Masculinity has numerous meanings among many. The most common meaning of masculinity having qualities or appearance traditionally associated with men, especially strength and aggressiveness. To be masculine means to be have strength, courage, independence, leadership, and assertiveness. Sometimes violence gets tied in with masculinity because some men believe that is their way to be masculine. Most of these qualities are shown in the book, the Epic of Gilgamesh. The male figures in this book are powerful, which relates them to Gods. I will be discussing how masculinity ties in with a few characters in the Epic of Gilgamesh. have
Gilgamesh was like no other, he is one-third God and two-thirds human. Gilgamesh was to be compared to no one; he was viewed as the dominant leader. Power goes hand and hand with masculinity. “Surpassing all kings, for his stature renowned, Heroic offspring of Uruk, a charging wild bull, he leads the way in the vanguard, he marches at the rear, defender of his comrades (Gilgamesh, pg. 4).” and “Gilgamesh, you are unique among humans. Your mother, the goddess Ninsun, made you stronger and braver than any mortal, and rightly has Enlil granted you the kingship since you are destined to rule over men.” These quotes from the book explain how Gilgamesh is viewed in Uruk. Gilgamesh was the arrogant king in their eyes but was also their ruler. The people of Uruk saw Gilgamesh as their protector and leader but later realizes there is another with as much power as him and Gilgamesh loses some “masculinity” by letting his guard down and becoming “brothers” with Enkidu. This ties into masculinity because the quality of being masculine is taking leadership and having strength. Enkidu is created to be a very animal-like character and to be looked up to like Gilgamesh himself. Instead, Enkidu and Gilgamesh become very close. When Enkidu becomes ill and dies, Gilgamesh becomes upset, guilty, angry, and in denial. “Gilgamesh heard his friends' words, he wept, swiftly the tears flowed down his cheeks” pg. 142. I feel like this displays how Gilgamesh loses some “masculinity” by allowing others to see him lose strength and leadership when he begins to mourn Enkidu's death.

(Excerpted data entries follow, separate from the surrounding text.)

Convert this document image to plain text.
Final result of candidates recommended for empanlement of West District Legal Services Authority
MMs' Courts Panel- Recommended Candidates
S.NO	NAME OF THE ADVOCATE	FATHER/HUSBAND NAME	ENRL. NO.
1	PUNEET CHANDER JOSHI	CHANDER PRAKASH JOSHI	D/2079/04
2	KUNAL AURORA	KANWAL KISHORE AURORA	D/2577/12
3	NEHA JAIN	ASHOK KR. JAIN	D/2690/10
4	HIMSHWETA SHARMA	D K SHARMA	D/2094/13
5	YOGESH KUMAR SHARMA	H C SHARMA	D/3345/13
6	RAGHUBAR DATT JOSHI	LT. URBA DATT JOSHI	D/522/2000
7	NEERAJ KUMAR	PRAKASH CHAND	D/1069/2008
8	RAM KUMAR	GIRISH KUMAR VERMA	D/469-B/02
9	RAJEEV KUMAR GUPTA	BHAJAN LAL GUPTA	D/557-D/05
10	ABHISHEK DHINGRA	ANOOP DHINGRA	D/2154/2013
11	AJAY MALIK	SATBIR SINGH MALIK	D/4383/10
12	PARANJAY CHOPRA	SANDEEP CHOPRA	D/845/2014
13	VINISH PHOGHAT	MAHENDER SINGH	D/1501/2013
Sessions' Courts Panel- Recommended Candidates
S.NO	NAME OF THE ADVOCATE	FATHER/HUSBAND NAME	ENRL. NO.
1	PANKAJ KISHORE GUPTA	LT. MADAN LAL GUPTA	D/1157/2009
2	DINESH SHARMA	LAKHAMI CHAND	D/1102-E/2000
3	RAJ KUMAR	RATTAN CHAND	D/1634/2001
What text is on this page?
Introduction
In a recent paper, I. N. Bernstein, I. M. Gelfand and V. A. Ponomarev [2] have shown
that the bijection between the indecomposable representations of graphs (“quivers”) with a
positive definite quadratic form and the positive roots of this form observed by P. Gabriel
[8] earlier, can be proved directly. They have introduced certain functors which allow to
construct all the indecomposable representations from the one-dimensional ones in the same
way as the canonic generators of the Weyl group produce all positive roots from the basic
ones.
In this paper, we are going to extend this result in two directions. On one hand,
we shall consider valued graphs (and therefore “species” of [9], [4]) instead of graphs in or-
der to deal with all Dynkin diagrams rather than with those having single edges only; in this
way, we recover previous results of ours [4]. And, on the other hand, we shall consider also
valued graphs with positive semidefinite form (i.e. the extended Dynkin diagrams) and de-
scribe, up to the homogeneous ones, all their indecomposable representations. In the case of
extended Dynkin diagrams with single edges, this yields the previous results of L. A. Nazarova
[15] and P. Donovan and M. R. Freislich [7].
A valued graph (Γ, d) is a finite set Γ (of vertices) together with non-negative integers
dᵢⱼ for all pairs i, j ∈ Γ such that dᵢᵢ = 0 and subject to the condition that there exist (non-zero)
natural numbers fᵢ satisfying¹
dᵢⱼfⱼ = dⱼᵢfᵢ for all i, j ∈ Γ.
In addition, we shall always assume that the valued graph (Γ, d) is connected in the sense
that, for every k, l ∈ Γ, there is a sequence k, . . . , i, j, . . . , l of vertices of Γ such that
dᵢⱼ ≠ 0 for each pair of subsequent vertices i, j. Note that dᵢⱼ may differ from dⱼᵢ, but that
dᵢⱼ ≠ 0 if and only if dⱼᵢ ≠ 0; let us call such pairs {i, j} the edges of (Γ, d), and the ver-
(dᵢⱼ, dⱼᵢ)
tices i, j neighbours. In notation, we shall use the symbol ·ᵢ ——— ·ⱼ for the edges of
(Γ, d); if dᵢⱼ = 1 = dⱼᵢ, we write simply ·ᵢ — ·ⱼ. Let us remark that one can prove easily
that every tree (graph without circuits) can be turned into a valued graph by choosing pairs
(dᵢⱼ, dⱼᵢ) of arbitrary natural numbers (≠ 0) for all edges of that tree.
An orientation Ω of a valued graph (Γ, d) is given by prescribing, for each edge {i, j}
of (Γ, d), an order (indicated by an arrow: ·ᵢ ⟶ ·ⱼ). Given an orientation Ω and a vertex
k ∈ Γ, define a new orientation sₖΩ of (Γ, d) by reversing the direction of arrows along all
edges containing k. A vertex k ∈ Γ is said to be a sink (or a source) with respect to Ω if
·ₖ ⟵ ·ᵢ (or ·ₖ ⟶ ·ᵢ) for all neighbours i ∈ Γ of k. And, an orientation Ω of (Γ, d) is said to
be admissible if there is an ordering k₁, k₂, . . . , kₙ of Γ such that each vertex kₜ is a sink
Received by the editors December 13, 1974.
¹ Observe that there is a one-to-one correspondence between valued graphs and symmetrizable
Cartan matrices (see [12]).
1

Violence can often be mistaken to gain leadership or strength by proving one’s worth. Men often feel they must “protect” their masculinity and destroy any man that tries to act greater or that stands in their way. Gilgamesh portrays this by defeating the ogre of the cedar woods and the bull of heaven. When this book is taken place, the people wasn’t fazed by all the violence that took place. Violence was often the key to success in an era like this. The kings and rulers would often use violence to “prove” their mightiness and greatness to make their people feel safe. Just as Gilgamesh and Enkidu did to begin with because Gilgamesh felt threatened by Enkidu. Both men had certain standards to live up to and they both felt threatened by each other when they first met. Their battle was meant to show the people of Uruk who had more power to prove which would be greater as their leader. Men often feel they lose their masculinity or pride when someone greater comes in and the people that look up to them now are beginning to look at someone else the same way they first looked at them. So, men's instinct is to battle it out and prove who is “stronger” and prove their dominance.